Finalmente decidimos que cuatro de nosotros vigilarían la doble bifurcación; el explorador había dicho que desde cualquiera de tos dos senderos se podía ver el otro. Palatina, Tekraea, Bamalco y yo nos dirigiríamos allí, mientras que Persea, su amiga y el explorador permanecerían en el primer camino donde estábamos.

— Por desgracia no en esta fresca cueva —lamentó Palatina— Si se detienen aquí, la mirarán sin duda, de modo que en ambos sitios tendremos que encontrar puntos estratégicos donde podamos ver sin ser vistos y desde donde podamos enviar un mensajero a caballo sin que lo note la gente del carruaje.

— Quizá entonces lo mejor sea el bosque.

— No si oscurece —repuso el explorador— No conviene tener a alguien vagando entre los árboles, intentando encontrar la manera de regresar al camino. Podría perderse.

— Si eso sucede todos nos preocuparemos —añadió Palatina— Persea, en caso de que no se detengan en la primera bifurcación, tú y los demás esperaréis. Luego montaréis y os ocultaréis. Otra alternativa es que enviéis a alguien cabalgando a través del bosque hasta la siguiente curva del camino.— Lo podría hacer yo —se ofreció el explorador— Pero en otro caballo. El mío necesita un largo descanso.

— ¿Y tú no estás exhausto? —le preguntó Palatina.

— No tanto —dijo sonriendo— No se me presenta con frecuencia la oportunidad de participar en algo tan importante.

— ¿A cuánta distancia de aquí estará ahora Alidrisi? —preguntó Palatina mirando todavía el mapa— No tengo mucha idea de carruajes recorriendo largos trayectos.

— Si salió cuando estaba previsto, una media hora después que nosotros... entonces ha de estar a una hora o una hora y media de aquí. —Pero él no se habrá detenido a descansar, de modo que será mejor que nos pongamos en movimiento. Las horas que tenemos por delante serán incómodas para todos, y el tiempo empeorará. Tened cuidado de no ser arrastrados por los torrentes que bajan de las montañas. ¿Alguien sabe qué extensión tienen los valles en esta zona?

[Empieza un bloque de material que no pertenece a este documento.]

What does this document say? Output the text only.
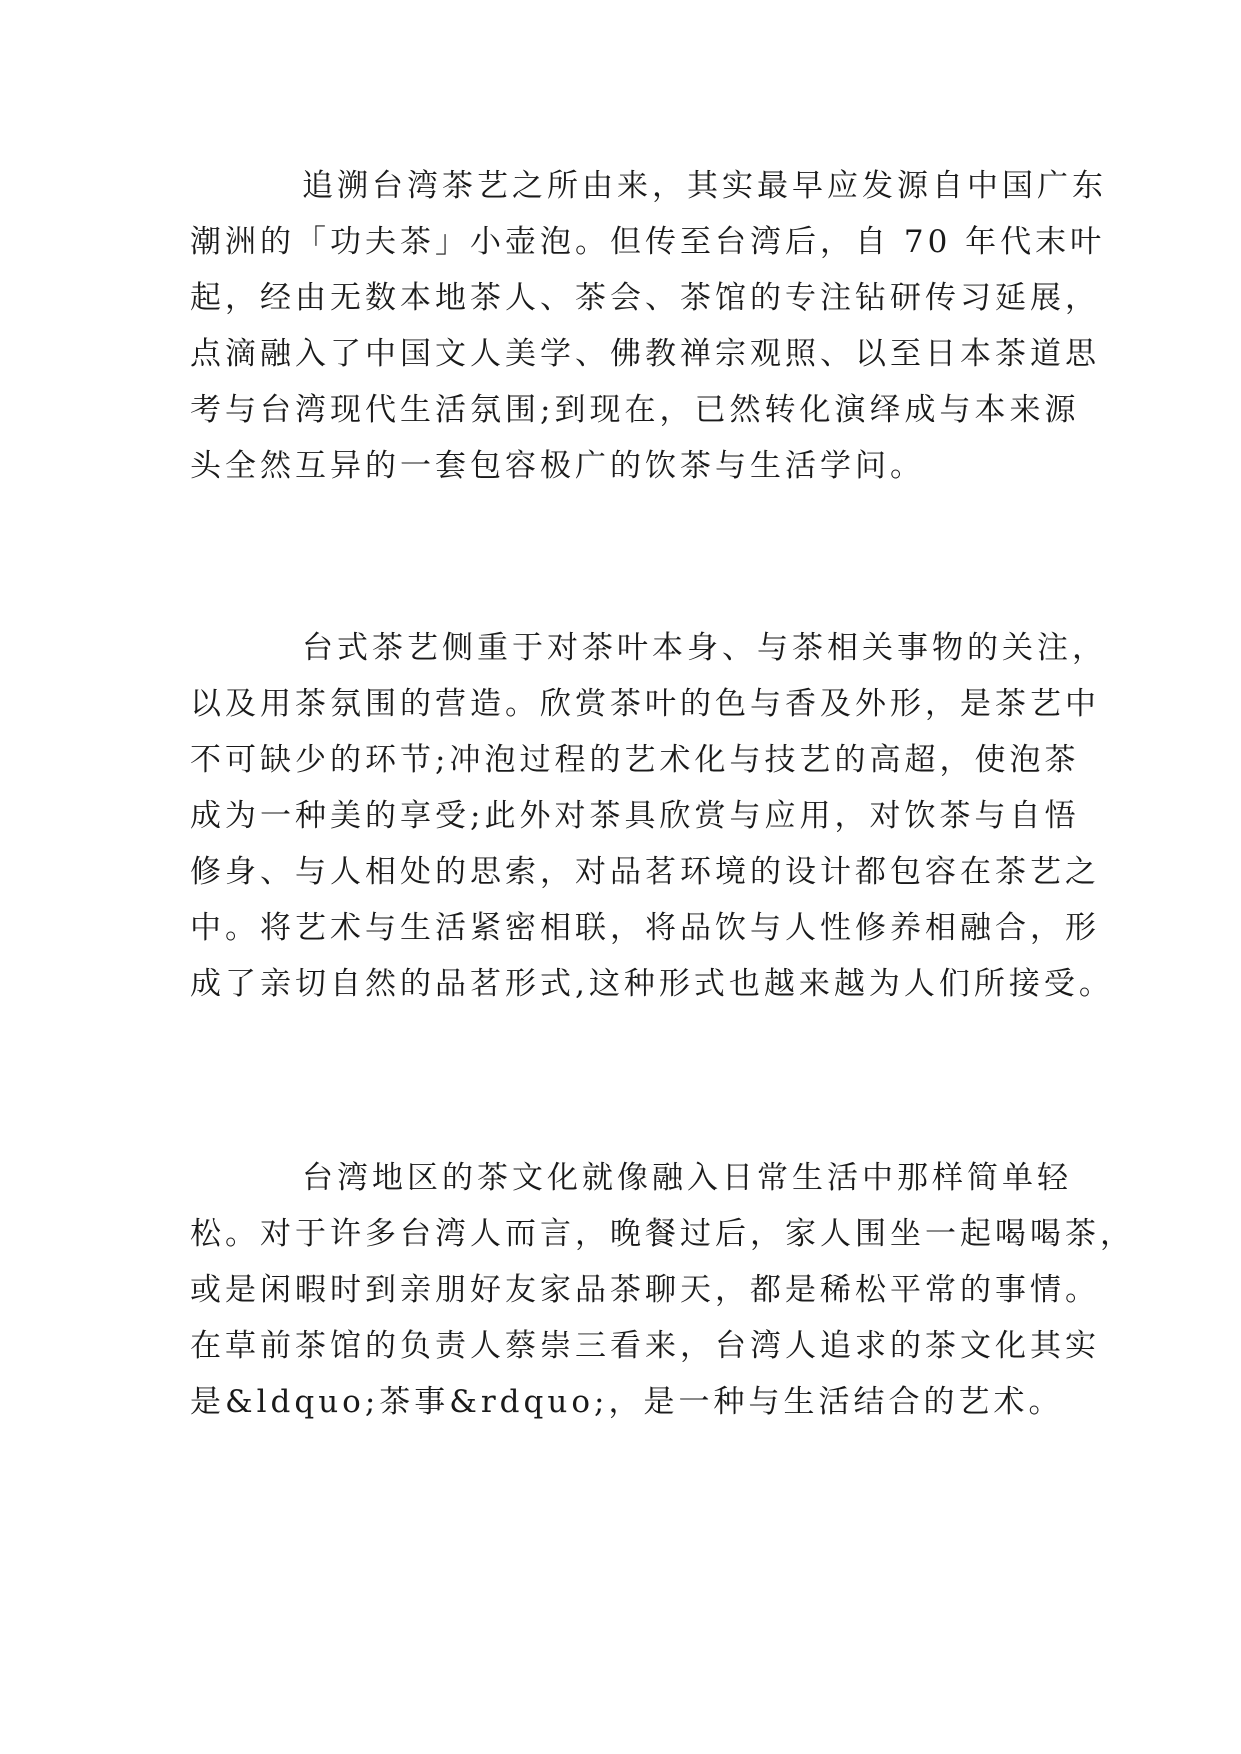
追溯台湾茶艺之所由来，其实最早应发源自中国广东
潮洲的「功夫茶」小壶泡。但传至台湾后，自 70 年代末叶
起，经由无数本地茶人、茶会、茶馆的专注钻研传习延展，
点滴融入了中国文人美学、佛教禅宗观照、以至日本茶道思
考与台湾现代生活氛围;到现在，已然转化演绎成与本来源
头全然互异的一套包容极广的饮茶与生活学问。

台式茶艺侧重于对茶叶本身、与茶相关事物的关注，
以及用茶氛围的营造。欣赏茶叶的色与香及外形，是茶艺中
不可缺少的环节;冲泡过程的艺术化与技艺的高超，使泡茶
成为一种美的享受;此外对茶具欣赏与应用，对饮茶与自悟
修身、与人相处的思索，对品茗环境的设计都包容在茶艺之
中。将艺术与生活紧密相联，将品饮与人性修养相融合，形
成了亲切自然的品茗形式,这种形式也越来越为人们所接受。

台湾地区的茶文化就像融入日常生活中那样简单轻
松。对于许多台湾人而言，晚餐过后，家人围坐一起喝喝茶，
或是闲暇时到亲朋好友家品茶聊天，都是稀松平常的事情。
在草前茶馆的负责人蔡崇三看来，台湾人追求的茶文化其实
是&ldquo;茶事&rdquo;，是一种与生活结合的艺术。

Palatina señalaba el cruce doble situado a seis kilómetros de distancia, donde los caminos de dos de los valles laterales convergían en un mismo punto del mapa.

— Matrodo mide unos dieciséis kilómetros de largo y va a dar al mar —informó Tekraea— O eso creo. Por encima de los acantilados. El otro parece más extenso en el mapa pero no sé con seguridad si lo es realmente.

— También ése termina en el mar —dijo la amiga de Persea.

— ¿Estamos seguros de que es imposible navegar por la ensenada? —pregunté— Si todos piensan que lo es, ¿no sería la mejor de todas las defensas tener una raya atracada al lado del acantilado y lista para huir?